On the day dingchou of the 12th month of the 9th year [of Taihe] (29th December 835), Feng Su, military commandant of Dongchuan, submitted a memorial to the throne requesting that the printing of calendars from wooden blocks should be prohibited. From the two commanderies of Jiannan (Dongchuan and Xichuan, west of Chengdu) as far as the Huainan circuit (around Yangzhou in the east), block-printed calendars were for sale in the marketplace. Each year, these printed calendars could be found everywhere, before the Board of Astronomy had submitted the new version to the Emperor for official distribution, in violation of the correct practice for promulgating the calendar. Consequently the order was given to prohibit it.

[The commandery of Dongchuan 東川 was situated at Zizhou梓州 (modern Santaixian 三台縣 in Sichuan 四川 province). The 劍南兩川 were the commanderies of Jiannan Dongchuan 劍南東川 (see above) and Jiannan Xichuan 劍南西川 which was in Chengdufu 成都府. 敬授 is an allusion to 敬授人時 which occurs in the 書經 “to deliver respectfully the seasons to be observed by the people” (Legge, Shu King, p. 32). 有乖敬授之道 therefore might be rendered “in violation of the practice of issuing the calendar”. 《書•堯典》:“乃命羲和,欽若昊天,曆象日月星辰,敬授人時”。蔡沈集傳:“人時,謂耕獲之候”。]

“From the two commanderies of Jiannan as far as the Huainan circuit” is in fact almost the entire length of the Yangze. So this report shows not only how early printing was taking place, but also how widespread it was.

Furthermore, it is highly significant that the printing referred to is of calendars, the production of which was one of the most important functions of the central government throughout the entire history of dynastic China. In fact the two characters jingshou 敬授 in the expression that I have here paraphrased as “the correct practice for promulgating the calendar” are taken directly from a passage in the second book of the Confucian canon, the Book of History 書經 (堯典).

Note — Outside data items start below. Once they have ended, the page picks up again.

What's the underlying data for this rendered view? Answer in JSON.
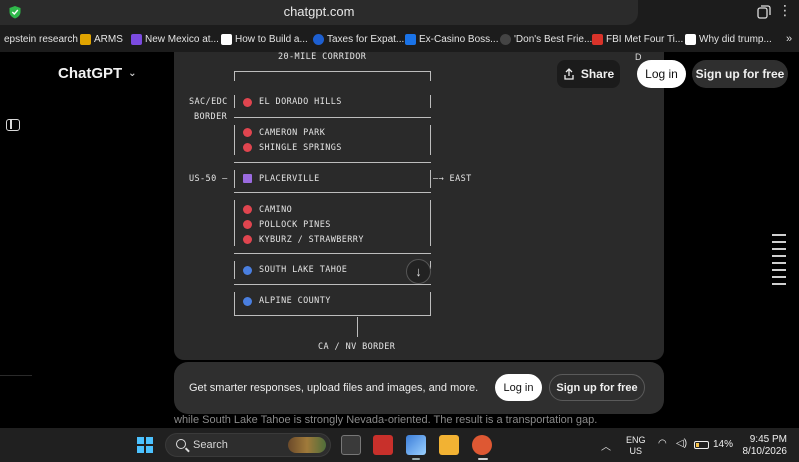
{
  "browser": {
    "url": "chatgpt.com",
    "bookmarks": [
      {
        "label": "epstein research",
        "color": "#2b2b2b"
      },
      {
        "label": "ARMS",
        "color": "#e0a400"
      },
      {
        "label": "New Mexico at...",
        "color": "#7b4be0"
      },
      {
        "label": "How to Build a...",
        "color": "#ffffff"
      },
      {
        "label": "Taxes for Expat...",
        "color": "#1d5fd1"
      },
      {
        "label": "Ex-Casino Boss...",
        "color": "#1a73e8"
      },
      {
        "label": "'Don's Best Frie...",
        "color": "#444444"
      },
      {
        "label": "FBI Met Four Ti...",
        "color": "#d9332a"
      },
      {
        "label": "Why did trump...",
        "color": "#ffffff"
      }
    ],
    "more_bookmarks": "»"
  },
  "header": {
    "brand": "ChatGPT",
    "share_label": "Share",
    "login_label": "Log in",
    "signup_label": "Sign up for free"
  },
  "diagram": {
    "title": "20-MILE CORRIDOR",
    "left_labels": {
      "sac": "SAC/EDC",
      "border": "BORDER",
      "us50": "US-50 —"
    },
    "east_label": "—→ EAST",
    "bottom_label": "CA / NV BORDER",
    "corner_glyph": "D",
    "stops": [
      {
        "label": "EL DORADO HILLS",
        "marker": "red"
      },
      {
        "label": "CAMERON PARK",
        "marker": "red"
      },
      {
        "label": "SHINGLE SPRINGS",
        "marker": "red"
      },
      {
        "label": "PLACERVILLE",
        "marker": "purple-square"
      },
      {
        "label": "CAMINO",
        "marker": "red"
      },
      {
        "label": "POLLOCK PINES",
        "marker": "red"
      },
      {
        "label": "KYBURZ / STRAWBERRY",
        "marker": "red"
      },
      {
        "label": "SOUTH LAKE TAHOE",
        "marker": "blue"
      },
      {
        "label": "ALPINE COUNTY",
        "marker": "blue"
      }
    ],
    "colors": {
      "red": "#e0454f",
      "blue": "#4a7fe0",
      "purple": "#9b6be0"
    }
  },
  "banner": {
    "text": "Get smarter responses, upload files and images, and more.",
    "login_label": "Log in",
    "signup_label": "Sign up for free",
    "partial_text_behind": "while South Lake Tahoe is strongly Nevada-oriented. The result is a transportation gap."
  },
  "taskbar": {
    "search_label": "Search",
    "lang_line1": "ENG",
    "lang_line2": "US",
    "battery": "14%",
    "time": "9:45 PM",
    "date": "8/10/2026"
  }
}
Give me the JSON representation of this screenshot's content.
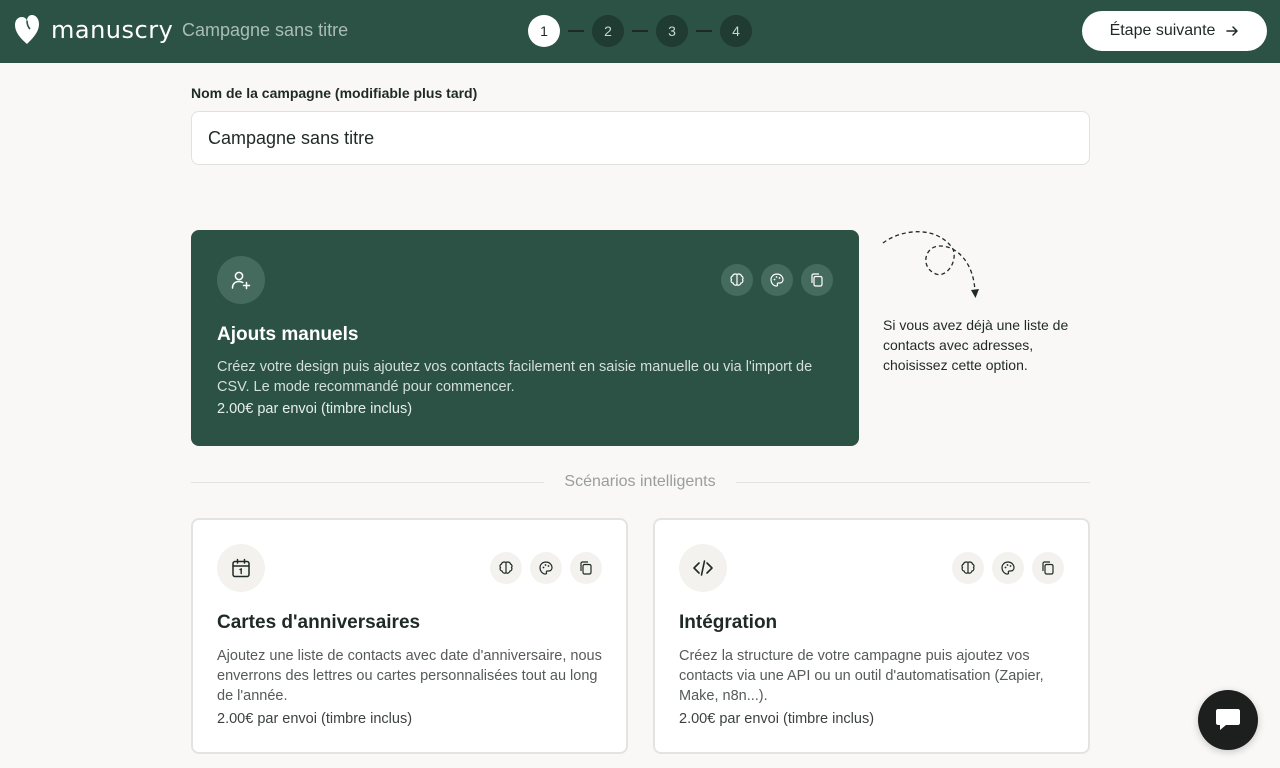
{
  "brand": {
    "name": "manuscry"
  },
  "header": {
    "campaign_title": "Campagne sans titre",
    "steps": [
      "1",
      "2",
      "3",
      "4"
    ],
    "active_step": 1,
    "next_label": "Étape suivante"
  },
  "form": {
    "name_label": "Nom de la campagne (modifiable plus tard)",
    "name_value": "Campagne sans titre"
  },
  "cards": {
    "manual": {
      "title": "Ajouts manuels",
      "description": "Créez votre design puis ajoutez vos contacts facilement en saisie manuelle ou via l'import de CSV. Le mode recommandé pour commencer.",
      "price": "2.00€ par envoi (timbre inclus)",
      "icon": "user-plus-icon"
    },
    "birthday": {
      "title": "Cartes d'anniversaires",
      "description": "Ajoutez une liste de contacts avec date d'anniversaire, nous enverrons des lettres ou cartes personnalisées tout au long de l'année.",
      "price": "2.00€ par envoi (timbre inclus)",
      "icon": "calendar-icon"
    },
    "integration": {
      "title": "Intégration",
      "description": "Créez la structure de votre campagne puis ajoutez vos contacts via une API ou un outil d'automatisation (Zapier, Make, n8n...).",
      "price": "2.00€ par envoi (timbre inclus)",
      "icon": "code-icon"
    }
  },
  "side_note": "Si vous avez déjà une liste de contacts avec adresses, choisissez cette option.",
  "divider_label": "Scénarios intelligents",
  "colors": {
    "brand_green": "#2c5245",
    "background": "#f9f8f6",
    "white": "#ffffff"
  }
}
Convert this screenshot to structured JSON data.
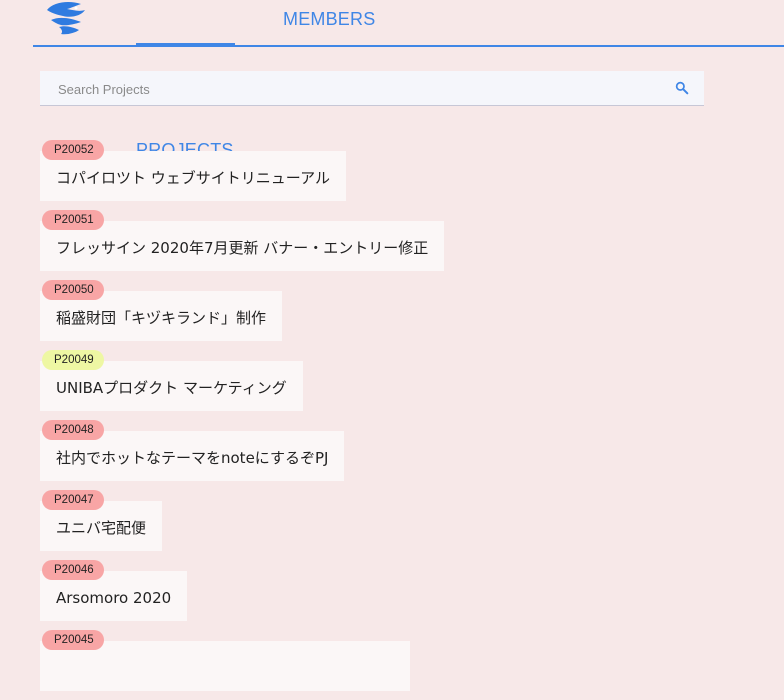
{
  "header": {
    "logo_icon": "blue-fish-logo-icon",
    "tabs": [
      {
        "label": "PROJECTS",
        "active": true
      },
      {
        "label": "MEMBERS",
        "active": false
      }
    ],
    "accent_color": "#3f86e6"
  },
  "search": {
    "placeholder": "Search Projects",
    "icon": "search-icon"
  },
  "projects": [
    {
      "id": "P20052",
      "title": "コパイロツト ウェブサイトリニューアル",
      "badge_color": "#f8a5a5"
    },
    {
      "id": "P20051",
      "title": "フレッサイン 2020年7月更新 バナー・エントリー修正",
      "badge_color": "#f8a5a5"
    },
    {
      "id": "P20050",
      "title": "稲盛財団「キヅキランド」制作",
      "badge_color": "#f8a5a5"
    },
    {
      "id": "P20049",
      "title": "UNIBAプロダクト マーケティング",
      "badge_color": "#eef7a3"
    },
    {
      "id": "P20048",
      "title": "社内でホットなテーマをnoteにするぞPJ",
      "badge_color": "#f8a5a5"
    },
    {
      "id": "P20047",
      "title": "ユニバ宅配便",
      "badge_color": "#f8a5a5"
    },
    {
      "id": "P20046",
      "title": "Arsomoro 2020",
      "badge_color": "#f8a5a5"
    },
    {
      "id": "P20045",
      "title": "",
      "badge_color": "#f8a5a5"
    }
  ]
}
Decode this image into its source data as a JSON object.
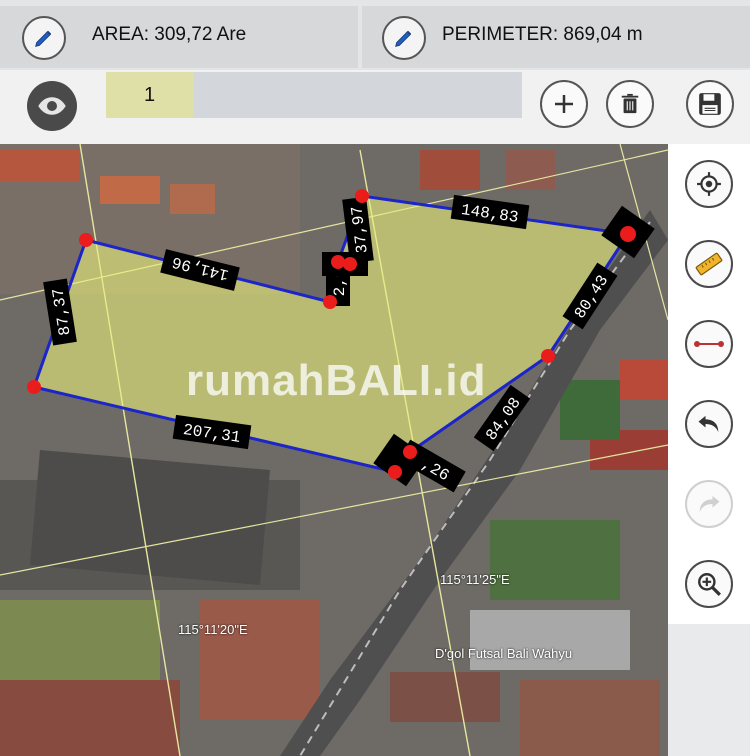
{
  "header": {
    "area_text": "AREA: 309,72 Are",
    "perimeter_text": "PERIMETER: 869,04 m",
    "area_edit_icon": "pencil-icon",
    "perimeter_edit_icon": "pencil-icon"
  },
  "toolbar": {
    "visibility_icon": "eye-icon",
    "layer_label": "1",
    "add_icon": "plus-icon",
    "delete_icon": "trash-icon",
    "save_icon": "floppy-disk-icon"
  },
  "sidebar": {
    "buttons": [
      {
        "icon": "locate-icon"
      },
      {
        "icon": "ruler-icon"
      },
      {
        "icon": "line-segment-icon"
      },
      {
        "icon": "undo-icon"
      },
      {
        "icon": "redo-icon",
        "disabled": true
      },
      {
        "icon": "zoom-in-icon"
      }
    ]
  },
  "map": {
    "watermark": "rumahBALI.id",
    "edge_labels": [
      "148,83",
      "80,43",
      "84,08",
      "1,26",
      "207,31",
      "87,37",
      "141,96",
      "2,9",
      "37,97"
    ],
    "coords": [
      "115°11'25\"E",
      "115°11'20\"E"
    ],
    "place_label": "D'gol Futsal Bali Wahyu",
    "colors": {
      "polygon_fill": "#e7ee7a",
      "polygon_edge": "#1c25c8",
      "vertex": "#ea1c1c"
    }
  }
}
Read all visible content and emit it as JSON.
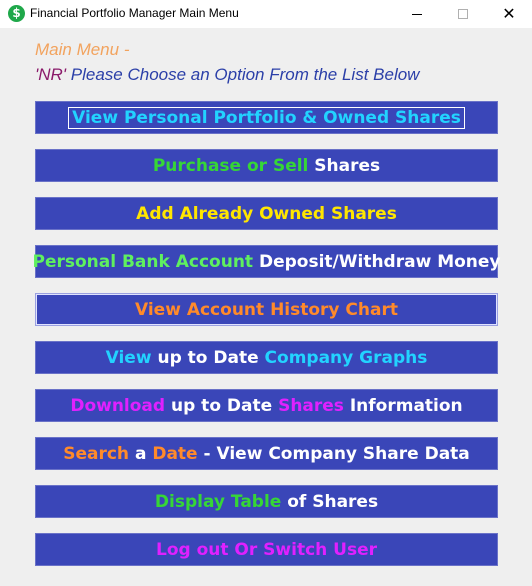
{
  "window": {
    "title": "Financial Portfolio Manager Main Menu",
    "icon": "dollar-icon"
  },
  "heading": {
    "line1": "Main Menu -",
    "user_code": "'NR'",
    "line2": " Please Choose an Option From the List Below"
  },
  "menu": [
    {
      "parts": [
        {
          "text": "View Personal Portfolio & Owned Shares",
          "color": "#22d3ff"
        }
      ]
    },
    {
      "parts": [
        {
          "text": "Purchase or Sell",
          "color": "#36d636"
        },
        {
          "text": " Shares",
          "color": "#ffffff"
        }
      ]
    },
    {
      "parts": [
        {
          "text": "Add Already Owned Shares",
          "color": "#ffe600"
        }
      ]
    },
    {
      "parts": [
        {
          "text": "Personal Bank Account",
          "color": "#5ff05f"
        },
        {
          "text": " Deposit/Withdraw Money",
          "color": "#ffffff"
        }
      ]
    },
    {
      "parts": [
        {
          "text": "View Account History Chart",
          "color": "#ff8a2a"
        }
      ]
    },
    {
      "parts": [
        {
          "text": "View",
          "color": "#22d3ff"
        },
        {
          "text": " up to Date ",
          "color": "#ffffff"
        },
        {
          "text": "Company Graphs",
          "color": "#22d3ff"
        }
      ]
    },
    {
      "parts": [
        {
          "text": "Download",
          "color": "#e020ff"
        },
        {
          "text": " up to Date ",
          "color": "#ffffff"
        },
        {
          "text": "Shares",
          "color": "#e020ff"
        },
        {
          "text": " Information",
          "color": "#ffffff"
        }
      ]
    },
    {
      "parts": [
        {
          "text": "Search",
          "color": "#ff8a2a"
        },
        {
          "text": " a ",
          "color": "#ffffff"
        },
        {
          "text": "Date",
          "color": "#ff8a2a"
        },
        {
          "text": " - View Company Share Data",
          "color": "#ffffff"
        }
      ]
    },
    {
      "parts": [
        {
          "text": "Display Table",
          "color": "#36d636"
        },
        {
          "text": " of Shares",
          "color": "#ffffff"
        }
      ]
    },
    {
      "parts": [
        {
          "text": "Log out Or Switch User",
          "color": "#e020ff"
        }
      ]
    }
  ]
}
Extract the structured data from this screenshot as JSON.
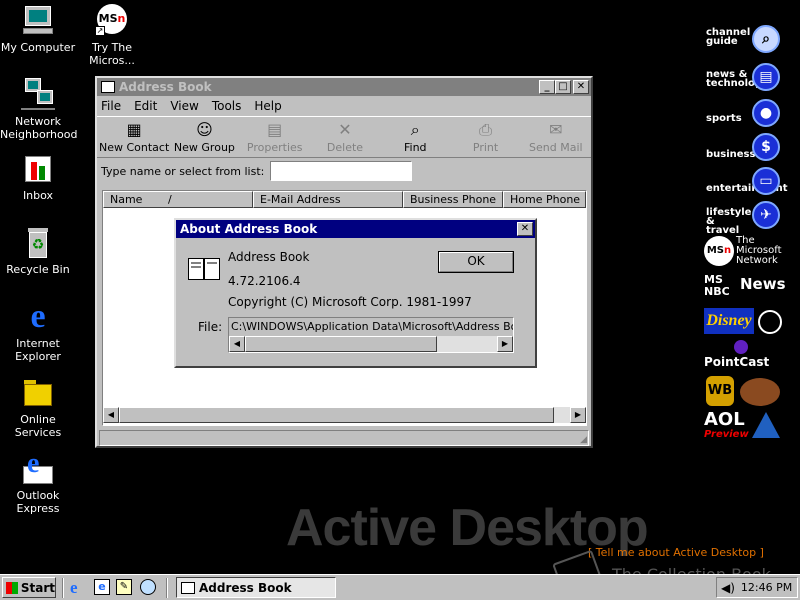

In this most sacred of texts, fixing the calendar is among the duties of the sage king:

乃命羲和,欽若昊天,曆象日月星辰,敬授民時。

Thereupon Yaou commanded He and Ho, in reverent accordance with their observation of the wide heavens, to calculate and delineate the movements and appearances of the sun, the moon, the stars, and the zodiacal spaces; and so to deliver respectfully the seasons to be observed by the people.

and:

帝曰:”咨!汝羲暨和。期三百有六旬有六日,以闰月定四时,成岁。允厘百工,庶绩咸熙。”

The emperor said, “Ah! you, He and Ho, a round year consists of three hundred, sixty, and six days. By means of an intercalary month do you fix the four seasons, and complete the determination of the year. Thereafter, in exact accordance with this, regulating the various officers, all the works of the year will be fully performed.”

[tr. Legge, The Chinese classics IIIi (1865), 18, 21-22.]

I shall return to the theme of the calendar, and the solemn duty of compiling it, in a future posting.